Although large crocodiles can easily consume large-size animals, just anything that would come in their way, they mostly feast upon relatively smaller ones. Prey items might include crustaceans like mud crabs etc., and vertebrates like snakes, shore, and wading birds, turtles, goannas/lizards, etc. Large adults at times devour larger prey including wallabies, wild boar, monkeys, buffaloes and other domestic livestock, and even sharks, like bull sharks, etc. Some specimens have even been seen preying upon adult tigers.
The act of mating of the salties occurs underwater, which can hardly be seen. Their complex mating ritual includes rubbing their heads together with their bodies.
The crocodiles mate in the wet seasons, as the water rises to the highest levels. As the water warms with the incumbent wet season, these creatures start mating frequently.

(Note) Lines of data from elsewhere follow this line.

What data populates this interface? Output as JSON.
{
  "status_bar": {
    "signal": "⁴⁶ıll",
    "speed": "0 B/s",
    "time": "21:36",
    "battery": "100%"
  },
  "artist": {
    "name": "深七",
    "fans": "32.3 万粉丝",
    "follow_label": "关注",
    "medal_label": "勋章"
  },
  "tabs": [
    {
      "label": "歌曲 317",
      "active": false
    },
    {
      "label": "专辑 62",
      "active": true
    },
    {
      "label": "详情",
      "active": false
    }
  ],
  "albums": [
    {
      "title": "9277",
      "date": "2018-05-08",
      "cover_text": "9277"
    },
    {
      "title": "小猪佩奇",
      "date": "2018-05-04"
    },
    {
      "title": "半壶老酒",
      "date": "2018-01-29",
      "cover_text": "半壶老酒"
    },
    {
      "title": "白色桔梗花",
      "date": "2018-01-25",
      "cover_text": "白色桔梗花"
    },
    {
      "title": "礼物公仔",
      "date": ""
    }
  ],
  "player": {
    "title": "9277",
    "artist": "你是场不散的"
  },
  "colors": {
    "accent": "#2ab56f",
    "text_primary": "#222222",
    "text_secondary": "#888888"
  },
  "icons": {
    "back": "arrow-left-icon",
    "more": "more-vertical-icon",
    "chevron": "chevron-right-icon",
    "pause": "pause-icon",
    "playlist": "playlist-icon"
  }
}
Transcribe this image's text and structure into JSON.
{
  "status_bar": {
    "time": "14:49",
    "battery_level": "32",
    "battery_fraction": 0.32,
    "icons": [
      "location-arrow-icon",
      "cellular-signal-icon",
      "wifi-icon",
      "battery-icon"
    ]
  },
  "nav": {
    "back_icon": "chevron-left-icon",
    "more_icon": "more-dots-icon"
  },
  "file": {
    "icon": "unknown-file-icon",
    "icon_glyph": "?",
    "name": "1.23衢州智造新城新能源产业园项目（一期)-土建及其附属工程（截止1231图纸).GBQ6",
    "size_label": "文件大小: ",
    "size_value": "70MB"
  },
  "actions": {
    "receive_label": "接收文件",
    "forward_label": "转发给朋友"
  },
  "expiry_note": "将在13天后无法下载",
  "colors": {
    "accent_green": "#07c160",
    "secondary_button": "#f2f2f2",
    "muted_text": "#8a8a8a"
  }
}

The males will mate with multiple female crocodiles during their breeding season, and generally play no role in parenting.
The female crocodiles usually lay their eggs between November and March. As the females select a site for nesting, both the sexes engage in defending their nests along tidal rivers or freshwater areas. The nest, normally, is a mound made of mud and vegetation. The female lays 40-60 eggs.
The female croc would guard the nest for 80 to 98 days. However, they often loss the eggs because of high flooding and occasionally to other predators. As the eggs develop, the female would help its babies out as it hears their screeching sounds.
Baby crocodiles are often predated by larger crocodiles, predatory fish, monitor lizards, various aquatic and raptorial birds. In some ranges, they also fall prey to leopards and tigers. Only 1% of the juveniles reach their complete adulthood. It takes almost 7-10 years approximately for a baby saltwater crocodile to grow up.
The saltwater crocodiles are at the apex of the food chain. With the big cats avoiding the territories of these dangerous creatures, it is needless to say that, these crocs have no known predators.
The present population estimate of the saltwater croc ranges from 200,000 to 300,000 worldwide, and are considered to be at a low risk of extinction.
The saltwater crocodile is not a threatened species. The IUCN 2.3 has categorized them under the ‘LC’ (Least Concern) species list.